More of us than ever are stuck indoors, whether we are working at home, self-isolating, or socially distancing from other households. Long periods of isolation are already impacting many people’s mental health and will continue to do so.
This reinforces the surge of research exploring the psychological benefits of connecting to nature that has developed in recent years. The idea is also growing that encouraging time in and engagement with nature has enormous potential in terms of mental health and wellbeing.
There are more and more programmes explicitly aimed at helping people with experiences of distress by providing structured contact with nature. These are variously referred to as nature-based interventions, ecotherapy or green care. A growing evidence base suggests they are effective in alleviating distress and fostering recovery and resilience – for people but also, at least potentially, for nature too.
I think programmes like this need to be rolled out en masse, with a few vital provisos.
My work often involves evaluating nature-based interventions from a psychological perspective. I have repeatedly witnessed the benefits of time spent in nature for those involved.
One organisation I work with, called Grow, takes small groups of six to eight people – often strangers at first – into nature. Participants all suffer, or have suffered, from debilitating forms of psychological distress and are recruited on that basis. Like many such services, Grow operates with funding from sources like the National Lottery, larger charities and local council grants to run a number of programmes a year.
Clients are not yet referred through or commissioned by the health service. Your doctor might be more likely today to suggest you get outside more in a move towards green prescriptions. But institutionalised health provision is still catching up with the evidence of the benefits of structured, supported and sustained contact with nature.
At Grow, trained professionals run a series of activities to help participants connect to nature on daily trips, once a week, for eight weeks. Activities include mindfulness, silent walks, foraging, sharing food, identifying flora and fauna, building fires, arts and crafts using natural objects, and reflective diaries, alongside more traditional active conservation activity like planting, clearing and coppicing.
Colleagues and I have collected surveys, diaries and interview data about the project over a number of years. Our findings reveal how transformative the experience has been for participants. (I was so impressed I later became a trustee of the charitable organisation involved.) We found plenty of evidence of the psychological benefits of nature connection, but also, vitally, something else – a deepening of social connectedness.
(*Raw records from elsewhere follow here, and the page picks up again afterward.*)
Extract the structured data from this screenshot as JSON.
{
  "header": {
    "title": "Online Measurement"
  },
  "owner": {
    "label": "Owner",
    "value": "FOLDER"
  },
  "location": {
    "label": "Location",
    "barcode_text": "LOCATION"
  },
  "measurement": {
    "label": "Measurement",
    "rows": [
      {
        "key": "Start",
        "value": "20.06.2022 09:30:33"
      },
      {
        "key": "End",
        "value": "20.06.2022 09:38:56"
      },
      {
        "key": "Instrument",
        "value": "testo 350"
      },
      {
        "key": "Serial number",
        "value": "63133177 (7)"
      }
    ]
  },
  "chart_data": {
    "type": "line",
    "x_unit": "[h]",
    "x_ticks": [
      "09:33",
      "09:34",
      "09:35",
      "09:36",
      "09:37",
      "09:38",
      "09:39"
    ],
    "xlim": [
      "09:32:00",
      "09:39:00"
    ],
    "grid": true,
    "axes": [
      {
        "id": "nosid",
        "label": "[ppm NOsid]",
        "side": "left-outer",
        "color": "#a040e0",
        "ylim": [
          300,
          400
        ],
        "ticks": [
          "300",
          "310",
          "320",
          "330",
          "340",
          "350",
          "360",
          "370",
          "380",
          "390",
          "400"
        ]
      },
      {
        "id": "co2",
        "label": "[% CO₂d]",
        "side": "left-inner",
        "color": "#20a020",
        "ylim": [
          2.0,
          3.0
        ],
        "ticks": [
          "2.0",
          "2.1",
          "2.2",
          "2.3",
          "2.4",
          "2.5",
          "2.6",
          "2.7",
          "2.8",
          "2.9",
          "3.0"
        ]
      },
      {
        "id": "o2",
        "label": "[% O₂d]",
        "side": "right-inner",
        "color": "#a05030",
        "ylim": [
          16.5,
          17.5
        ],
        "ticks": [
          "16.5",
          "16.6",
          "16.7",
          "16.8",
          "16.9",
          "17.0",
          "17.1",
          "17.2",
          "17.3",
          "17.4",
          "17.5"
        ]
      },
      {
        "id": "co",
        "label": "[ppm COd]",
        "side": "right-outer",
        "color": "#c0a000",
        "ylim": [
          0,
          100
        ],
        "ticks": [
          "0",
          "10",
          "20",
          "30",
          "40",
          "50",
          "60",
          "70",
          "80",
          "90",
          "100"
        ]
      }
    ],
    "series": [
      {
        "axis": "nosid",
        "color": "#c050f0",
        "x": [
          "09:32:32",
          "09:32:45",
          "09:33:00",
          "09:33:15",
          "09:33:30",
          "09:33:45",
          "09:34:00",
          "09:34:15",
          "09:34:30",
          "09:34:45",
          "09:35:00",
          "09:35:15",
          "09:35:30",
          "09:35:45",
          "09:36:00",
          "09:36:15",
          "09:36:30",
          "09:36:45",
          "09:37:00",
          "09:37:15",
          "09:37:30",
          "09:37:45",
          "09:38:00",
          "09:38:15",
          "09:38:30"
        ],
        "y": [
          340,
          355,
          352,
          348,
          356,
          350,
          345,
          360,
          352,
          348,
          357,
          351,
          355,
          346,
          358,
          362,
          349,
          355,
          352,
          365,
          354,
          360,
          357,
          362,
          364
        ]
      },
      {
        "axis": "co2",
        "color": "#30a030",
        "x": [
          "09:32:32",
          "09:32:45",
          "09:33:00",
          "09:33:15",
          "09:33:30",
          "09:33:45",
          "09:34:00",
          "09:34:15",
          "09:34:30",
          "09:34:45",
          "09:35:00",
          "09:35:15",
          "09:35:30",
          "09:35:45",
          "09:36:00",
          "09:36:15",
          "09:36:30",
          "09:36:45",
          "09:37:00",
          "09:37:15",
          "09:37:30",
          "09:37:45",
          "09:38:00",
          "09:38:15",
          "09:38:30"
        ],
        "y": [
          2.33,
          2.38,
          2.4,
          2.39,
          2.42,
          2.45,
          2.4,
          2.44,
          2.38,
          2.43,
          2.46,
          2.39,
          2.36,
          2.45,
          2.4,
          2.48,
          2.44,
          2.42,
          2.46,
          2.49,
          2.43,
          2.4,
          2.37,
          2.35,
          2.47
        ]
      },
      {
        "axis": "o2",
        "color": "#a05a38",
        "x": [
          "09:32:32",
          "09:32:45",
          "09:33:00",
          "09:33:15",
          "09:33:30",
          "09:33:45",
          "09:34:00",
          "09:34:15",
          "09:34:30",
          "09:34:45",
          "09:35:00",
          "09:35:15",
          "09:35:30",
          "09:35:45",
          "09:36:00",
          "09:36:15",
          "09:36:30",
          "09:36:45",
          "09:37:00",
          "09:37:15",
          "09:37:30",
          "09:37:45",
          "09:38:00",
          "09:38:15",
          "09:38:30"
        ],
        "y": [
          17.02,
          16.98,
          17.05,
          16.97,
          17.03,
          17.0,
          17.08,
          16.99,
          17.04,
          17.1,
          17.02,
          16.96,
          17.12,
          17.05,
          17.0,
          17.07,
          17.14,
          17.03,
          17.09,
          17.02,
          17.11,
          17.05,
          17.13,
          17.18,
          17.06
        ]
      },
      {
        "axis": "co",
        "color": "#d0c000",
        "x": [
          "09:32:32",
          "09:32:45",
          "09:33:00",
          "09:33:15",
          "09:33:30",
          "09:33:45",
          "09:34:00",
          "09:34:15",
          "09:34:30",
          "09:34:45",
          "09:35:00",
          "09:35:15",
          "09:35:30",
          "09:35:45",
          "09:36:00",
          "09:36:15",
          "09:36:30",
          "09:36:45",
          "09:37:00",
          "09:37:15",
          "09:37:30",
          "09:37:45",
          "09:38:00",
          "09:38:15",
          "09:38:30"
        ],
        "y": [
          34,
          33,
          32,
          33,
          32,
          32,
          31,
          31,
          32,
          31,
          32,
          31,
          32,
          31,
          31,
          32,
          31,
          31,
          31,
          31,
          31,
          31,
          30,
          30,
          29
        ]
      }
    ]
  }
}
For people struggling emotionally, socially or psychologically, just being in nature seems to rekindle their ability to relate to and engage with others. Feeling present and “held” by the natural environment can nurture new and positive forms of social contact, which in turn enhances experiences of nature.
So for me, while there are always important caveats (such as the need for on-hand trained professional support), the benefits of a range of nature-based projects are unequivocal. They can be used as therapeutic interventions for people struggling to cope. They also work preventatively, by helping to maintain a sense of wellbeing, happiness, awe and belonging.
A human right
The impact of coronavirus-induced isolation on mental health is already mirrored in rising psychiatric diagnoses. And so the need for these kinds of interventions has never been greater. It is not enough to just encourage people outdoors. For many, access to nature is practically difficult. For others, it is an alien concept.
There are projects like Grow across the world and they are chronically underfunded. We need more of them. We need our governments to be funding projects like this as a matter of urgency, rolling them out on a national scale. Doctors, nurses and other primary care professionals should be able to refer people to local green care services as part of a wider shift towards “social prescribing”.
This is not only a psychological issue. Access to nature is not equal. The richest 20% of areas in England offer access to five times the amount of green space as the most deprived 10%.
If nature is so fundamental to our wellbeing, it should be understood as a right rather than a luxury. This is why diverse organisations such as walkers’ rights group the Ramblers and the mental health charity MIND are increasingly calling for legally binding targets that guarantee people’s access to nature. This should be part of a radical shake up of health and care policy.
We also cannot ignore the fact that nature is in retreat, decimated as ecological devastation is wrought across the globe. In this context, contact with nature might seem futile, contradictory even. There is arguably something perverse about asking nature to make us well at the same time as we are destroying it.
But the movement is evolving rapidly. One of the most promising developments I’ve seen is the growth of “reciprocal restoration” projects – interventions explicitly designed to combine restoring people with restoring natural environments.
The potential for more collective forms of green care, such as the mass mobilisation of volunteers, is well worth exploring. Evidence also suggests that the more access to nature we have, the more we come to care for and want to defend the natural world.
There are already signs that we are at last more willing to face up to the realities of ecological crisis – if the shift in nature documentaries, the rise of Extinction Rebellion and the growing youth climate movement are anything to go by.
So perhaps it’s possible that an ambitious push for nature-based interventions might further encourage a groundswell of action that is truly restorative – of both humans and nature.